Boeddeker Park may get facelift, but will stay closed most of the time

Situated as it is in the city's densest, seediest neighborhood, Boeddeker Park is not much to look at — 2 and a half acres wedged between two of the Tenderloin's roughest blocks, surrounded by a spike-topped fence. The park's fortresslike atmosphere and the constant presence of drunks and drug users were oppressive enough to land it on urban-design nonprofit Project for Public Spaces' Hall of Shame list. Still, Boeddeker Park is a refuge for many in the neighborhood.

The good news for park lovers in the TL is that city officials are optimistic that the Trust for Public Land, a nonprofit that has fixed up other city parks, will get $4.5 million from the state for a drastic remodel. The aging clubhouse would be demolished and replaced and the playground equipment updated — there's even room in the budget for "dream" features like 6-foot metal wind chimes made to look like blades of grass. Not bad for a park that, only months ago, was nearly closed entirely, a would-be casualty of the city's budget nightmare. Construction could begin as early as the spring if funding is secured (city officials hope to get an answer from the state by November).

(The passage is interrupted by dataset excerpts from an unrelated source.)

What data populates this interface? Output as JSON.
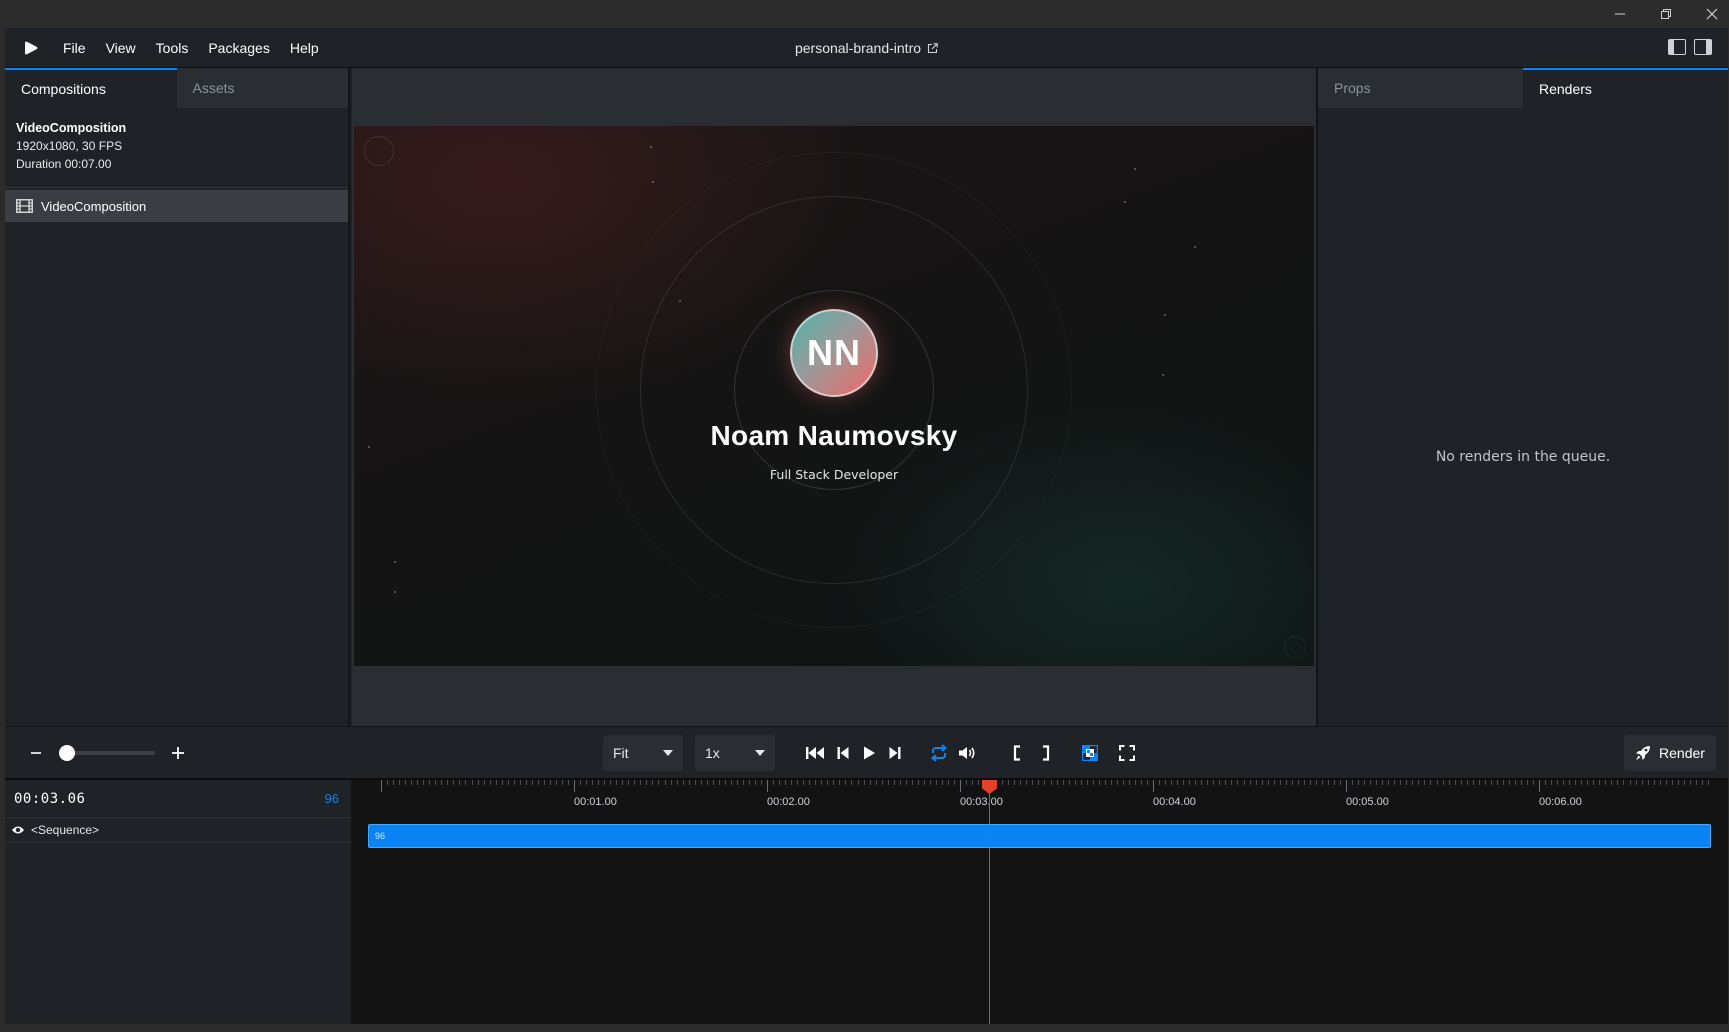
{
  "window": {
    "controls": [
      "minimize",
      "restore",
      "close"
    ]
  },
  "menubar": {
    "items": [
      "File",
      "View",
      "Tools",
      "Packages",
      "Help"
    ],
    "project_title": "personal-brand-intro"
  },
  "left_panel": {
    "tabs": [
      "Compositions",
      "Assets"
    ],
    "active_tab": "Compositions",
    "composition_info": {
      "name": "VideoComposition",
      "resolution_fps": "1920x1080, 30 FPS",
      "duration": "Duration 00:07.00"
    },
    "compositions": [
      "VideoComposition"
    ]
  },
  "preview": {
    "initials": "NN",
    "name": "Noam Naumovsky",
    "role": "Full Stack Developer"
  },
  "right_panel": {
    "tabs": [
      "Props",
      "Renders"
    ],
    "active_tab": "Renders",
    "empty_message": "No renders in the queue."
  },
  "controls": {
    "size_select": "Fit",
    "speed_select": "1x",
    "render_label": "Render",
    "zoom_level": 0.0,
    "accent_color": "#0b84f3"
  },
  "timeline": {
    "timecode": "00:03.06",
    "frame": "96",
    "track_label": "<Sequence>",
    "sequence_frame_label": "96",
    "tick_labels": [
      "00:01.00",
      "00:02.00",
      "00:03.00",
      "00:04.00",
      "00:05.00",
      "00:06.00"
    ],
    "playhead_color": "#e8412a"
  }
}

The bad news is that despite the park's facelift, the city has no plans to increase its limited operating hours. The Ellis Street gate has been permanently locked since the mid-1980s to keep out the riffraff who congregate outside Glide Memorial Church, while the other entrance on Eddy Street is open a total of six hours on weekdays only (and only three hours each day for adults without kids, i.e., all the people who live in nearby SROs). On weekends, the park is closed.

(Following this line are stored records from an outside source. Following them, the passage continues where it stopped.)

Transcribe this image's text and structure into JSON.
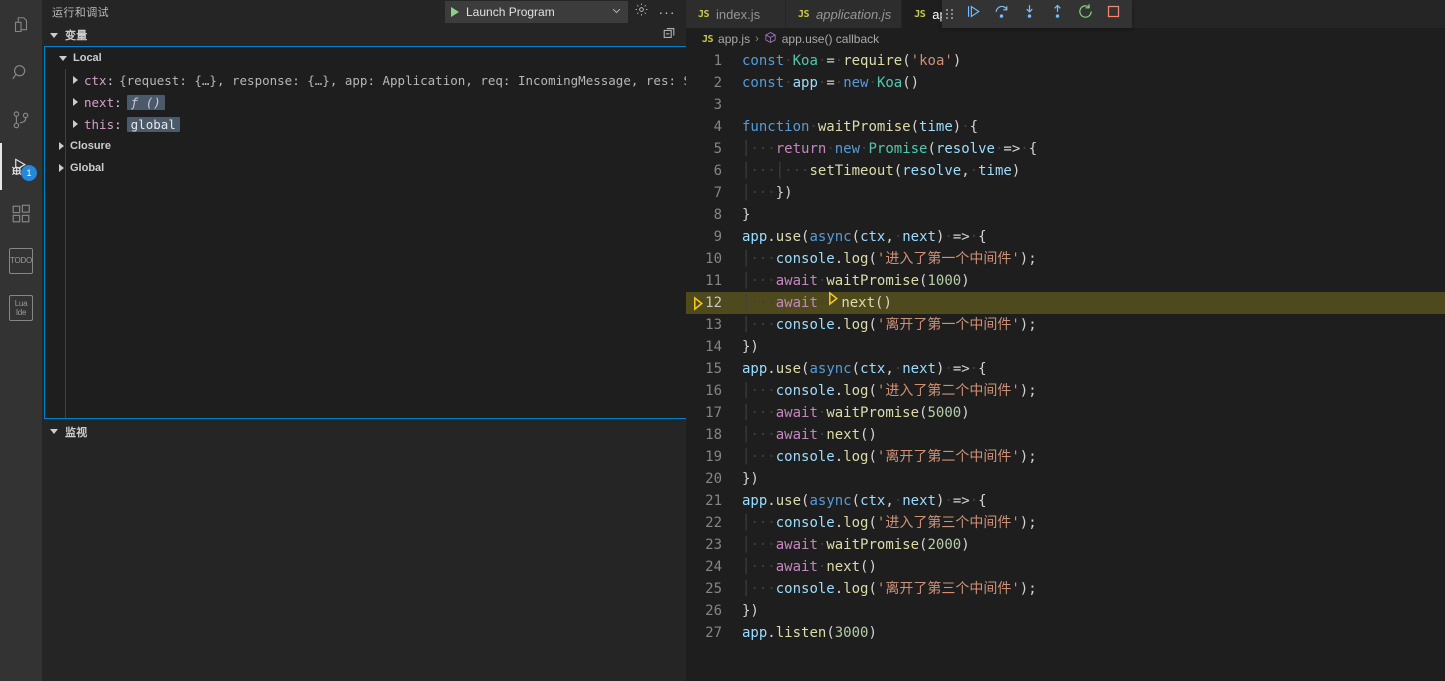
{
  "activitybar": {
    "items": [
      {
        "name": "explorer",
        "icon": "files-icon"
      },
      {
        "name": "search",
        "icon": "search-icon"
      },
      {
        "name": "source-control",
        "icon": "source-control-icon"
      },
      {
        "name": "run-and-debug",
        "icon": "run-debug-icon",
        "badge": "1",
        "active": true
      },
      {
        "name": "extensions",
        "icon": "extensions-icon"
      },
      {
        "name": "todo",
        "icon": "todo-icon",
        "label": "TODO"
      },
      {
        "name": "lua-ide",
        "icon": "lua-ide-icon",
        "label_line1": "Lua",
        "label_line2": "Ide"
      }
    ]
  },
  "sidebar": {
    "title": "运行和调试",
    "launch": {
      "config_label": "Launch Program",
      "play_icon": "play-icon",
      "dropdown_icon": "chevron-down-icon",
      "settings_icon": "gear-icon",
      "more_icon": "ellipsis-icon"
    },
    "variables": {
      "section_title": "变量",
      "collapse_icon": "collapse-all-icon",
      "scopes": [
        {
          "name": "Local",
          "expanded": true,
          "children": [
            {
              "name": "ctx",
              "separator": ":",
              "value": "{request: {…}, response: {…}, app: Application, req: IncomingMessage, res: Serv…",
              "chip": false
            },
            {
              "name": "next",
              "separator": ":",
              "value": "ƒ ()",
              "chip": true,
              "italic": true
            },
            {
              "name": "this",
              "separator": ":",
              "value": "global",
              "chip": true,
              "italic": false
            }
          ]
        },
        {
          "name": "Closure",
          "expanded": false,
          "children": []
        },
        {
          "name": "Global",
          "expanded": false,
          "children": []
        }
      ]
    },
    "watch": {
      "section_title": "监视"
    }
  },
  "editor": {
    "tabs": [
      {
        "label": "index.js",
        "icon": "js-icon",
        "active": false,
        "italic": false,
        "closable": false
      },
      {
        "label": "application.js",
        "icon": "js-icon",
        "active": false,
        "italic": true,
        "closable": false
      },
      {
        "label": "app.js",
        "icon": "js-icon",
        "active": true,
        "italic": false,
        "closable": true,
        "close_icon": "close-icon"
      }
    ],
    "breadcrumb": {
      "file_icon": "js-icon",
      "file": "app.js",
      "separator": "›",
      "symbol_icon": "symbol-function-icon",
      "symbol": "app.use() callback"
    },
    "debug_toolbar": {
      "grip_icon": "drag-handle-icon",
      "buttons": [
        {
          "name": "continue-button",
          "icon": "continue-icon",
          "color": "#75beff"
        },
        {
          "name": "step-over-button",
          "icon": "step-over-icon",
          "color": "#75beff"
        },
        {
          "name": "step-into-button",
          "icon": "step-into-icon",
          "color": "#75beff"
        },
        {
          "name": "step-out-button",
          "icon": "step-out-icon",
          "color": "#75beff"
        },
        {
          "name": "restart-button",
          "icon": "restart-icon",
          "color": "#89d185"
        },
        {
          "name": "stop-button",
          "icon": "stop-icon",
          "color": "#f48771"
        }
      ]
    },
    "current_line": 12,
    "debug_marker_icon": "debug-stackframe-icon",
    "lines": [
      {
        "n": "1",
        "tokens": [
          {
            "t": "const",
            "c": "kw"
          },
          {
            "t": " ",
            "c": "ws"
          },
          {
            "t": "Koa",
            "c": "cls"
          },
          {
            "t": " = ",
            "c": "op"
          },
          {
            "t": "require",
            "c": "fn"
          },
          {
            "t": "(",
            "c": "pun"
          },
          {
            "t": "'koa'",
            "c": "str"
          },
          {
            "t": ")",
            "c": "pun"
          }
        ]
      },
      {
        "n": "2",
        "tokens": [
          {
            "t": "const",
            "c": "kw"
          },
          {
            "t": " ",
            "c": "ws"
          },
          {
            "t": "app",
            "c": "var"
          },
          {
            "t": " = ",
            "c": "op"
          },
          {
            "t": "new",
            "c": "kw"
          },
          {
            "t": " ",
            "c": "ws"
          },
          {
            "t": "Koa",
            "c": "cls"
          },
          {
            "t": "()",
            "c": "pun"
          }
        ]
      },
      {
        "n": "3",
        "tokens": []
      },
      {
        "n": "4",
        "tokens": [
          {
            "t": "function",
            "c": "kw"
          },
          {
            "t": " ",
            "c": "ws"
          },
          {
            "t": "waitPromise",
            "c": "fn"
          },
          {
            "t": "(",
            "c": "pun"
          },
          {
            "t": "time",
            "c": "var"
          },
          {
            "t": ") {",
            "c": "pun"
          }
        ]
      },
      {
        "n": "5",
        "indent": 1,
        "tokens": [
          {
            "t": "return",
            "c": "kwp"
          },
          {
            "t": " ",
            "c": "ws"
          },
          {
            "t": "new",
            "c": "kw"
          },
          {
            "t": " ",
            "c": "ws"
          },
          {
            "t": "Promise",
            "c": "cls"
          },
          {
            "t": "(",
            "c": "pun"
          },
          {
            "t": "resolve",
            "c": "var"
          },
          {
            "t": " => {",
            "c": "op"
          }
        ]
      },
      {
        "n": "6",
        "indent": 2,
        "tokens": [
          {
            "t": "setTimeout",
            "c": "fn"
          },
          {
            "t": "(",
            "c": "pun"
          },
          {
            "t": "resolve",
            "c": "var"
          },
          {
            "t": ", ",
            "c": "pun"
          },
          {
            "t": "time",
            "c": "var"
          },
          {
            "t": ")",
            "c": "pun"
          }
        ]
      },
      {
        "n": "7",
        "indent": 1,
        "tokens": [
          {
            "t": "})",
            "c": "pun"
          }
        ]
      },
      {
        "n": "8",
        "tokens": [
          {
            "t": "}",
            "c": "pun"
          }
        ]
      },
      {
        "n": "9",
        "tokens": [
          {
            "t": "app",
            "c": "var"
          },
          {
            "t": ".",
            "c": "pun"
          },
          {
            "t": "use",
            "c": "fn"
          },
          {
            "t": "(",
            "c": "pun"
          },
          {
            "t": "async",
            "c": "kw"
          },
          {
            "t": "(",
            "c": "pun"
          },
          {
            "t": "ctx",
            "c": "var"
          },
          {
            "t": ", ",
            "c": "pun"
          },
          {
            "t": "next",
            "c": "var"
          },
          {
            "t": ") => {",
            "c": "op"
          }
        ]
      },
      {
        "n": "10",
        "indent": 1,
        "tokens": [
          {
            "t": "console",
            "c": "var"
          },
          {
            "t": ".",
            "c": "pun"
          },
          {
            "t": "log",
            "c": "fn"
          },
          {
            "t": "(",
            "c": "pun"
          },
          {
            "t": "'进入了第一个中间件'",
            "c": "str"
          },
          {
            "t": ");",
            "c": "pun"
          }
        ]
      },
      {
        "n": "11",
        "indent": 1,
        "tokens": [
          {
            "t": "await",
            "c": "kwp"
          },
          {
            "t": " ",
            "c": "ws"
          },
          {
            "t": "waitPromise",
            "c": "fn"
          },
          {
            "t": "(",
            "c": "pun"
          },
          {
            "t": "1000",
            "c": "num"
          },
          {
            "t": ")",
            "c": "pun"
          }
        ]
      },
      {
        "n": "12",
        "indent": 1,
        "highlight": true,
        "inline_marker": true,
        "tokens": [
          {
            "t": "await",
            "c": "kwp"
          },
          {
            "t": " ",
            "c": "ws"
          },
          {
            "t": "next",
            "c": "fn"
          },
          {
            "t": "()",
            "c": "pun"
          }
        ]
      },
      {
        "n": "13",
        "indent": 1,
        "tokens": [
          {
            "t": "console",
            "c": "var"
          },
          {
            "t": ".",
            "c": "pun"
          },
          {
            "t": "log",
            "c": "fn"
          },
          {
            "t": "(",
            "c": "pun"
          },
          {
            "t": "'离开了第一个中间件'",
            "c": "str"
          },
          {
            "t": ");",
            "c": "pun"
          }
        ]
      },
      {
        "n": "14",
        "tokens": [
          {
            "t": "})",
            "c": "pun"
          }
        ]
      },
      {
        "n": "15",
        "tokens": [
          {
            "t": "app",
            "c": "var"
          },
          {
            "t": ".",
            "c": "pun"
          },
          {
            "t": "use",
            "c": "fn"
          },
          {
            "t": "(",
            "c": "pun"
          },
          {
            "t": "async",
            "c": "kw"
          },
          {
            "t": "(",
            "c": "pun"
          },
          {
            "t": "ctx",
            "c": "var"
          },
          {
            "t": ", ",
            "c": "pun"
          },
          {
            "t": "next",
            "c": "var"
          },
          {
            "t": ") => {",
            "c": "op"
          }
        ]
      },
      {
        "n": "16",
        "indent": 1,
        "tokens": [
          {
            "t": "console",
            "c": "var"
          },
          {
            "t": ".",
            "c": "pun"
          },
          {
            "t": "log",
            "c": "fn"
          },
          {
            "t": "(",
            "c": "pun"
          },
          {
            "t": "'进入了第二个中间件'",
            "c": "str"
          },
          {
            "t": ");",
            "c": "pun"
          }
        ]
      },
      {
        "n": "17",
        "indent": 1,
        "tokens": [
          {
            "t": "await",
            "c": "kwp"
          },
          {
            "t": " ",
            "c": "ws"
          },
          {
            "t": "waitPromise",
            "c": "fn"
          },
          {
            "t": "(",
            "c": "pun"
          },
          {
            "t": "5000",
            "c": "num"
          },
          {
            "t": ")",
            "c": "pun"
          }
        ]
      },
      {
        "n": "18",
        "indent": 1,
        "tokens": [
          {
            "t": "await",
            "c": "kwp"
          },
          {
            "t": " ",
            "c": "ws"
          },
          {
            "t": "next",
            "c": "fn"
          },
          {
            "t": "()",
            "c": "pun"
          }
        ]
      },
      {
        "n": "19",
        "indent": 1,
        "tokens": [
          {
            "t": "console",
            "c": "var"
          },
          {
            "t": ".",
            "c": "pun"
          },
          {
            "t": "log",
            "c": "fn"
          },
          {
            "t": "(",
            "c": "pun"
          },
          {
            "t": "'离开了第二个中间件'",
            "c": "str"
          },
          {
            "t": ");",
            "c": "pun"
          }
        ]
      },
      {
        "n": "20",
        "tokens": [
          {
            "t": "})",
            "c": "pun"
          }
        ]
      },
      {
        "n": "21",
        "tokens": [
          {
            "t": "app",
            "c": "var"
          },
          {
            "t": ".",
            "c": "pun"
          },
          {
            "t": "use",
            "c": "fn"
          },
          {
            "t": "(",
            "c": "pun"
          },
          {
            "t": "async",
            "c": "kw"
          },
          {
            "t": "(",
            "c": "pun"
          },
          {
            "t": "ctx",
            "c": "var"
          },
          {
            "t": ", ",
            "c": "pun"
          },
          {
            "t": "next",
            "c": "var"
          },
          {
            "t": ") => {",
            "c": "op"
          }
        ]
      },
      {
        "n": "22",
        "indent": 1,
        "tokens": [
          {
            "t": "console",
            "c": "var"
          },
          {
            "t": ".",
            "c": "pun"
          },
          {
            "t": "log",
            "c": "fn"
          },
          {
            "t": "(",
            "c": "pun"
          },
          {
            "t": "'进入了第三个中间件'",
            "c": "str"
          },
          {
            "t": ");",
            "c": "pun"
          }
        ]
      },
      {
        "n": "23",
        "indent": 1,
        "tokens": [
          {
            "t": "await",
            "c": "kwp"
          },
          {
            "t": " ",
            "c": "ws"
          },
          {
            "t": "waitPromise",
            "c": "fn"
          },
          {
            "t": "(",
            "c": "pun"
          },
          {
            "t": "2000",
            "c": "num"
          },
          {
            "t": ")",
            "c": "pun"
          }
        ]
      },
      {
        "n": "24",
        "indent": 1,
        "tokens": [
          {
            "t": "await",
            "c": "kwp"
          },
          {
            "t": " ",
            "c": "ws"
          },
          {
            "t": "next",
            "c": "fn"
          },
          {
            "t": "()",
            "c": "pun"
          }
        ]
      },
      {
        "n": "25",
        "indent": 1,
        "tokens": [
          {
            "t": "console",
            "c": "var"
          },
          {
            "t": ".",
            "c": "pun"
          },
          {
            "t": "log",
            "c": "fn"
          },
          {
            "t": "(",
            "c": "pun"
          },
          {
            "t": "'离开了第三个中间件'",
            "c": "str"
          },
          {
            "t": ");",
            "c": "pun"
          }
        ]
      },
      {
        "n": "26",
        "tokens": [
          {
            "t": "})",
            "c": "pun"
          }
        ]
      },
      {
        "n": "27",
        "tokens": [
          {
            "t": "app",
            "c": "var"
          },
          {
            "t": ".",
            "c": "pun"
          },
          {
            "t": "listen",
            "c": "fn"
          },
          {
            "t": "(",
            "c": "pun"
          },
          {
            "t": "3000",
            "c": "num"
          },
          {
            "t": ")",
            "c": "pun"
          }
        ]
      }
    ]
  },
  "colors": {
    "accent": "#007fd4",
    "highlight_line": "#4f4a1e",
    "badge": "#2488db",
    "play_green": "#89d185",
    "stop_red": "#f48771",
    "debug_marker": "#ffcc00"
  }
}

The Recreation and Park Department refuses to open the gates unless a staffer is on hand, according to Dina Hilliard, a neighborhood activist, and with a $12.4 million budget deficit, there's no guarantee that anything will change. Those millions would be spent to remodel a park intended for poor residents, who can then use it only sparingly, strikes some as patently offensive.

"It's a slap in the face," says Hilliard, who taught school in the Tenderloin for a decade and brought her pupils to Boeddeker for recess. "It doesn't solve anything by closing down the park. My personal feeling is that we should just leave the doors open."

Rec and Park spokesman Elton Pon defended the wisdom of spending millions to fix up a park while restricting its hours. "It's rather shortsighted to ask whether this is a worthwhile project or not," he says. "The big picture is that this renovated facility will serve the children of the Tenderloin neighborhood for years to come."

Supervisor Chris Daly, who represents the area, says he wants to liberate the park from its restraints. "One of these days I'm going to take boltcutters [to the gate] and open the damn thing. I should have done it a long time ago."